AUSTIN (KXAN) — The summer can be a time for kids to relax after a busy school year, but recent studies show for certain students the two month break can do more harm than good.

According to the National Summer Learning Association (NSLA), low-income students can lose more than two months in reading achievement despite the fact that their middle-class peers make slight gains.

Teachers at Houston Elementary School in Southeast Austin have seen the problem first hand.

“We see their reading level at the end of the year sometimes they can drop a level or two levels over the summer,” said Heather Augustine.

The campus which serves low-income families applied for a grant to help pay for a summer reading camp, but the request was denied. The campus raised money on their own to send every child home with two books for the summer. They wanted to provide a way for students to exchange the books for new ones, so they decided to open a summer lending library on Thursdays from 11 a.m. to 1 p.m.

“I was really nervous that on the first day no kids would come and I would be sitting here with 600 books,” said Augustine.

On the first day, more than 60 kids showed up.

“Reading helps you learn things,” said 9-year-old Roney, a third grader at Houston Elementary.

E3 Alliance, an education collaborative in Austin, is joining other groups across the country to raise awareness about summer learning loss among economically disadvantaged students.

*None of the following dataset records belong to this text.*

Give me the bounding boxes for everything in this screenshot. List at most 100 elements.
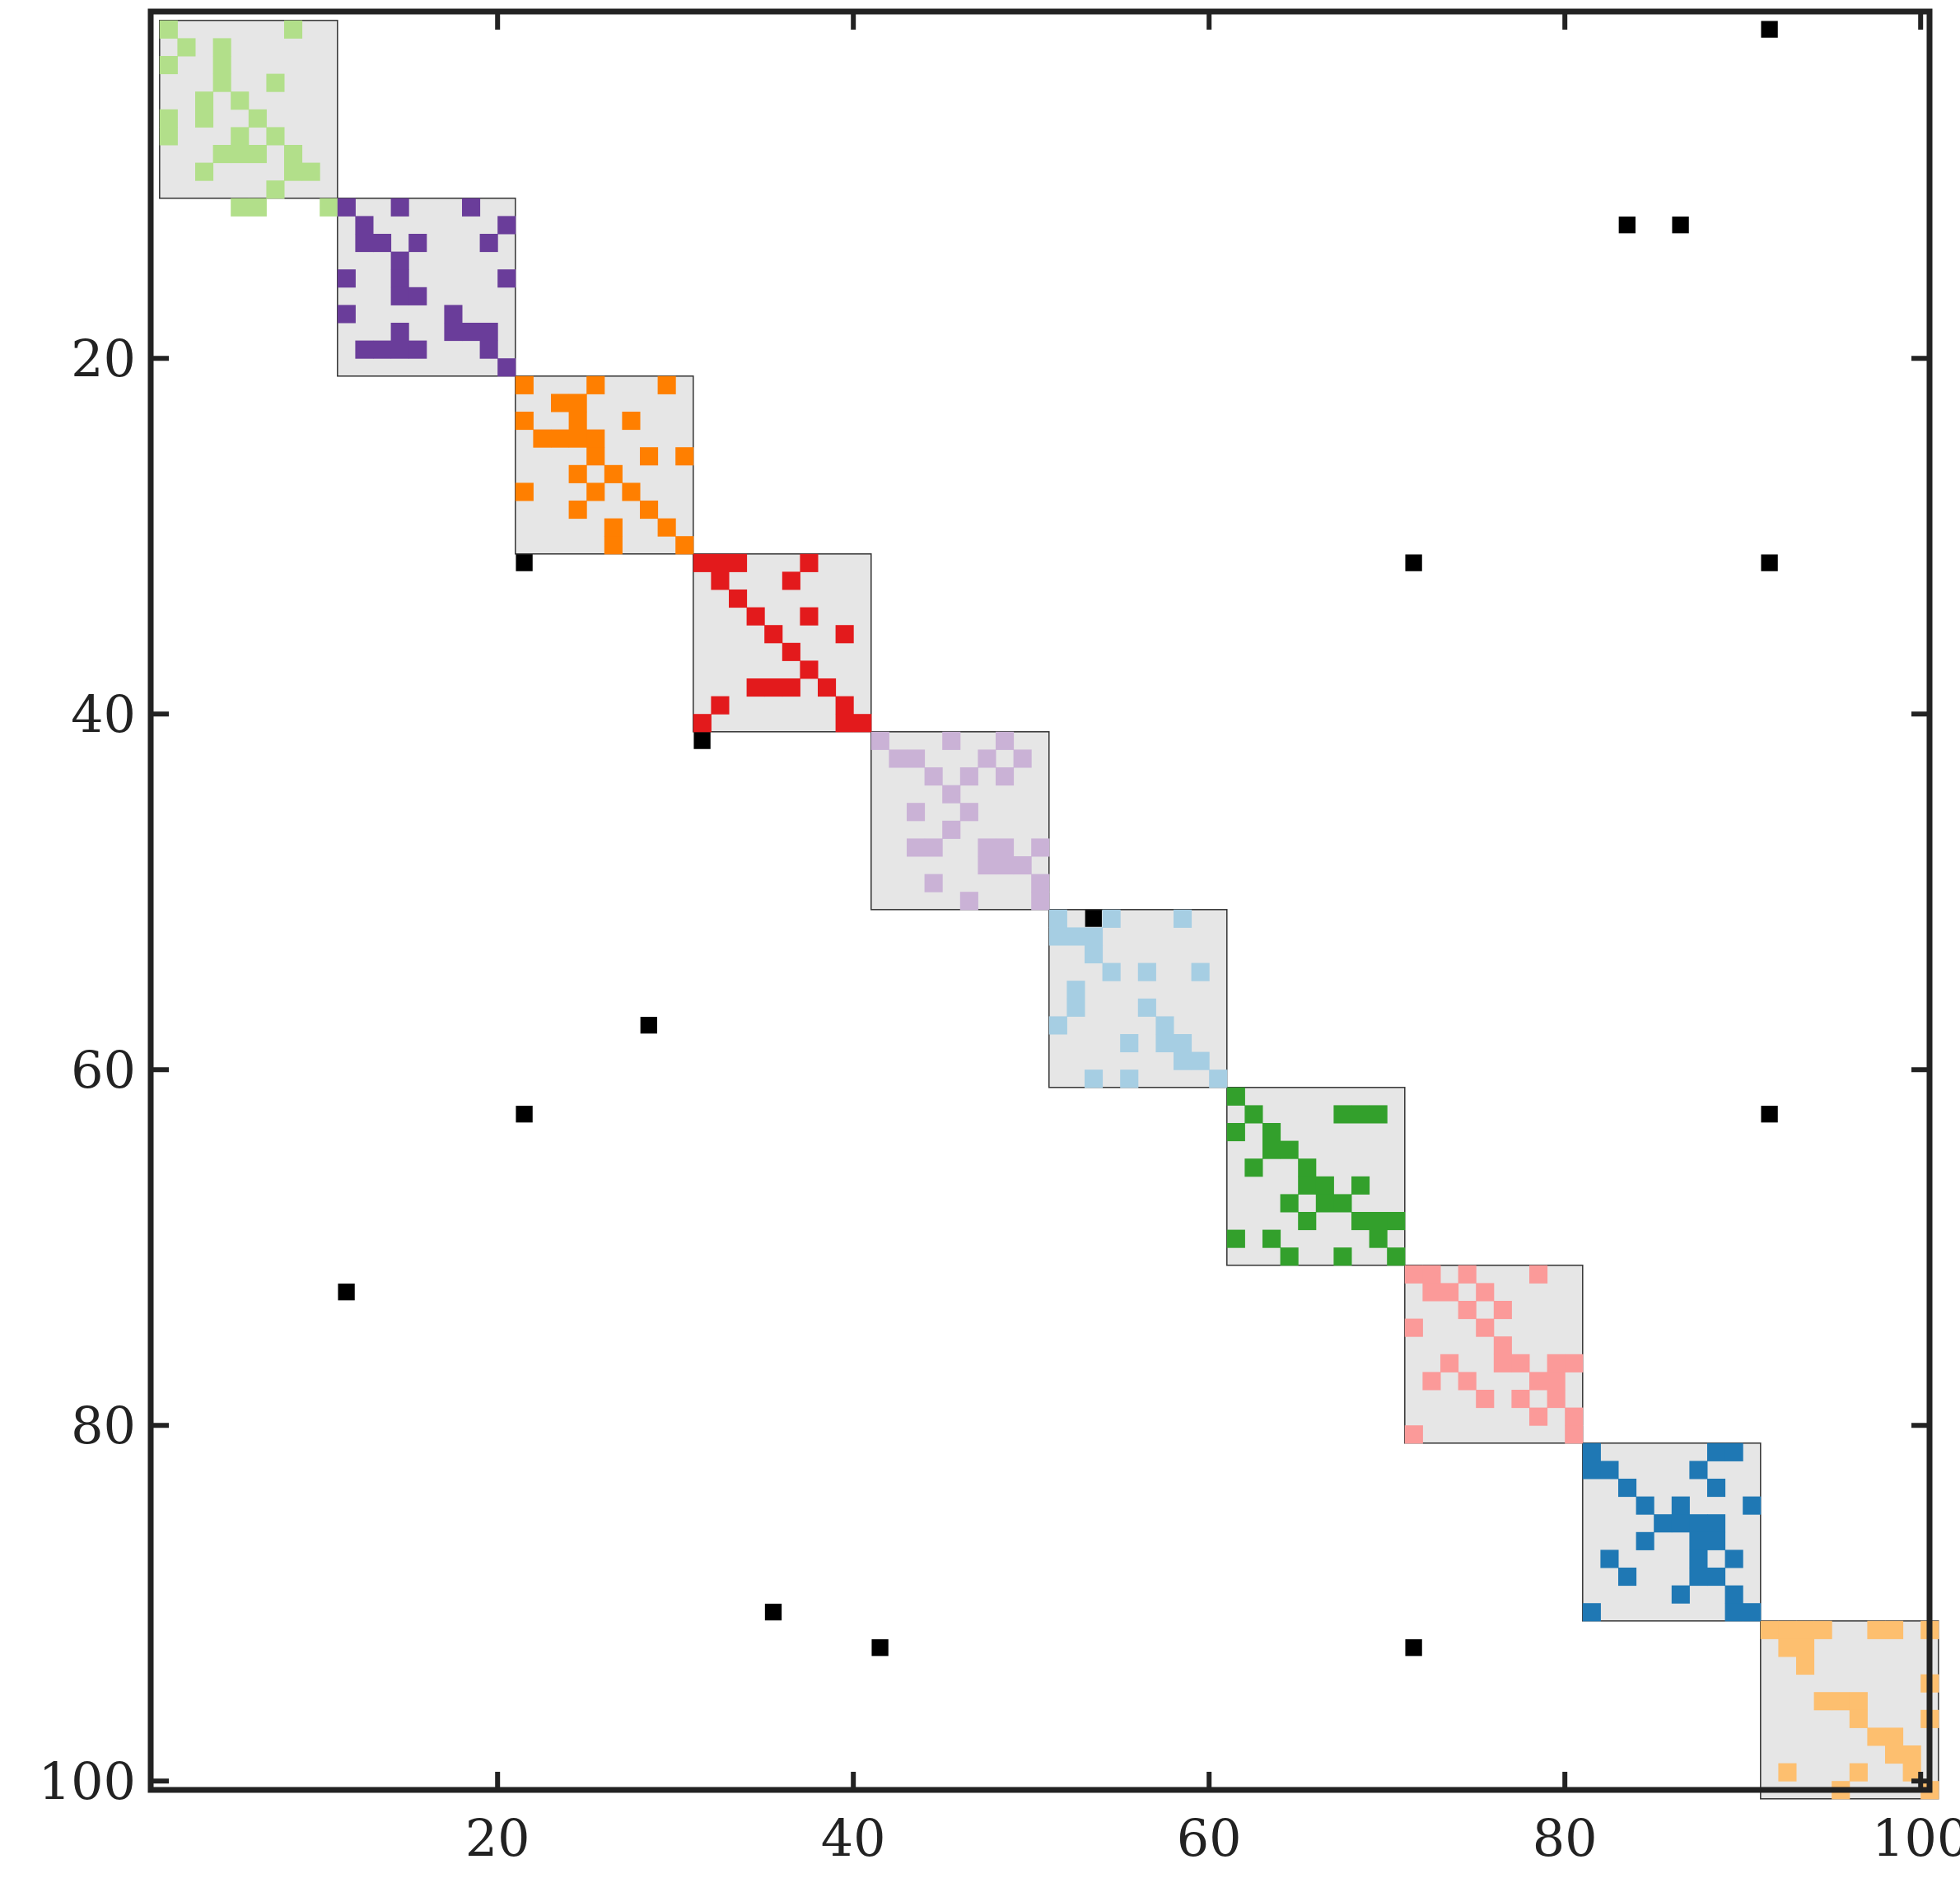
off-block-entry (764, 1603, 782, 1621)
block-1-entry (195, 162, 214, 181)
block-3-entry (568, 429, 587, 448)
block-4-entry (800, 553, 819, 572)
block-4-entry (711, 571, 730, 590)
block-9-entry (1689, 1549, 1708, 1568)
block-8-entry (1404, 1265, 1423, 1284)
block-7-entry (1333, 1194, 1352, 1213)
block-9-entry (1724, 1603, 1743, 1622)
block-5-entry (924, 767, 943, 786)
block-2-entry (479, 323, 498, 342)
block-6-entry (1066, 981, 1085, 1000)
block-5-entry (907, 803, 926, 822)
block-3-entry (568, 464, 587, 483)
block-9-entry (1707, 1514, 1726, 1533)
block-9-entry (1743, 1603, 1762, 1622)
block-1-entry (284, 162, 303, 181)
block-8-entry (1529, 1407, 1548, 1426)
block-2-entry (479, 234, 498, 253)
block-8-entry (1565, 1425, 1584, 1444)
block-9-entry (1724, 1549, 1743, 1568)
block-8-entry (1476, 1318, 1495, 1337)
block-2-entry (479, 340, 498, 359)
block-3-entry (675, 536, 694, 555)
block-4-entry (729, 589, 748, 608)
block-8-entry (1476, 1283, 1495, 1302)
x-tick-label: 80 (1533, 1808, 1598, 1868)
block-5-entry (996, 856, 1015, 875)
block-4-entry (764, 678, 783, 697)
block-2-entry (497, 269, 516, 288)
block-3-entry (551, 394, 570, 412)
block-2-entry (408, 340, 427, 359)
block-5-entry (1013, 856, 1032, 875)
block-3-entry (622, 482, 641, 501)
block-3-entry (568, 412, 587, 431)
block-8-entry (1493, 1336, 1512, 1355)
y-tick-label: 100 (39, 1751, 136, 1811)
off-block-entry (1761, 21, 1778, 38)
block-3-entry (568, 394, 587, 412)
block-1-entry (248, 198, 267, 217)
block-10-entry (1849, 1763, 1868, 1782)
block-6-entry (1191, 1051, 1210, 1070)
block-8-entry (1422, 1265, 1441, 1284)
off-block-entry (1085, 910, 1102, 927)
block-1-entry (231, 91, 250, 110)
off-block-entry (640, 1017, 657, 1034)
block-2-entry (462, 198, 481, 217)
block-9-entry (1689, 1514, 1708, 1533)
block-1-entry (284, 20, 303, 39)
block-7-entry (1387, 1212, 1406, 1231)
block-9-entry (1707, 1568, 1726, 1587)
block-2-entry (337, 198, 356, 217)
block-1-entry (231, 127, 250, 146)
block-7-entry (1280, 1140, 1299, 1159)
block-2-entry (337, 305, 356, 324)
block-4-entry (746, 607, 765, 626)
off-block-entry (516, 554, 533, 571)
block-6-entry (1137, 962, 1156, 981)
block-7-entry (1262, 1140, 1281, 1159)
block-6-entry (1085, 927, 1104, 946)
block-9-entry (1671, 1585, 1690, 1604)
block-2-entry (497, 216, 516, 235)
block-6-entry (1174, 909, 1192, 928)
block-7-entry (1315, 1194, 1334, 1213)
block-4-entry (853, 714, 872, 733)
block-9-entry (1618, 1479, 1637, 1498)
block-2-entry (462, 323, 481, 342)
block-5-entry (924, 838, 943, 857)
block-2-entry (373, 340, 392, 359)
block-4-entry (693, 553, 712, 572)
off-block-entry (1761, 554, 1778, 571)
block-3-entry (657, 375, 676, 394)
block-7-entry (1315, 1176, 1334, 1195)
block-9-entry (1724, 1585, 1743, 1604)
y-tick-label: 80 (71, 1396, 136, 1456)
block-3-entry (640, 447, 659, 466)
block-1-entry (231, 145, 250, 164)
block-10-entry (1796, 1657, 1815, 1675)
block-6-entry (1066, 927, 1085, 946)
block-1-entry (159, 109, 178, 128)
block-4-entry (782, 571, 800, 590)
block-9-entry (1689, 1461, 1708, 1480)
block-7-entry (1351, 1105, 1370, 1124)
block-9-entry (1600, 1549, 1619, 1568)
block-5-entry (1031, 892, 1050, 911)
block-9-entry (1689, 1531, 1708, 1550)
block-9-entry (1636, 1531, 1654, 1550)
block-3-entry (568, 501, 587, 520)
block-3-entry (675, 447, 694, 466)
block-5-entry (924, 874, 943, 892)
block-9-entry (1671, 1514, 1690, 1533)
block-1-entry (231, 198, 250, 217)
block-8-entry (1458, 1301, 1477, 1320)
block-5-entry (996, 838, 1015, 857)
off-block-entry (693, 732, 711, 749)
block-4-entry (711, 553, 730, 572)
tick-labels: 20 40 60 80 100 20 40 60 80 100 (39, 329, 1960, 1868)
block-2-entry (390, 269, 409, 288)
block-1-entry (177, 38, 196, 57)
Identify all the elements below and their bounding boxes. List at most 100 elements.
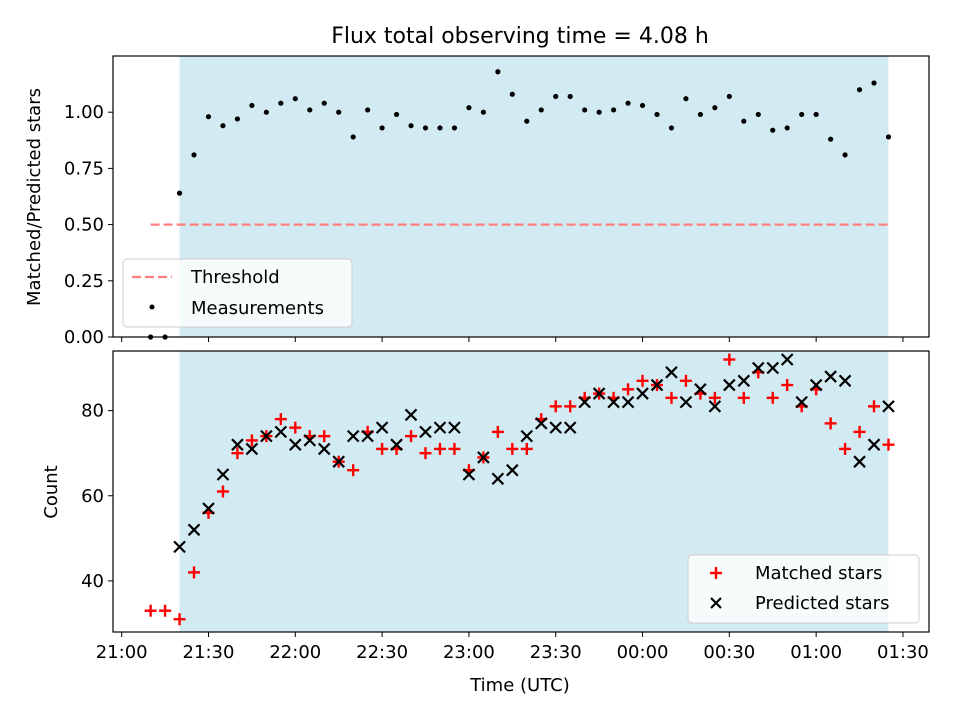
predicted-star-point xyxy=(737,374,751,388)
legend-matched-label: Matched stars xyxy=(755,563,882,584)
matched-star-point xyxy=(506,442,519,455)
measurement-point xyxy=(379,125,385,131)
predicted-star-point xyxy=(303,434,317,447)
predicted-star-point xyxy=(665,366,678,379)
legend-threshold-label: Threshold xyxy=(190,267,280,288)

“Imagine at fifth grade those low income kids can be more than a year behind their non low income peers just because of summer,” said Laura Koenig, Director of School Readiness for E3 Alliance.

They are working with partners like the KDK Harman Foundation to provide free, accessible summer camps.

Back at Houston Elementary, teachers know their efforts will pay off.

‘At the beginning of the year we’ll be able to see kids that are still excited about reading, still motivated and ready to start the new school year,” said Augustine.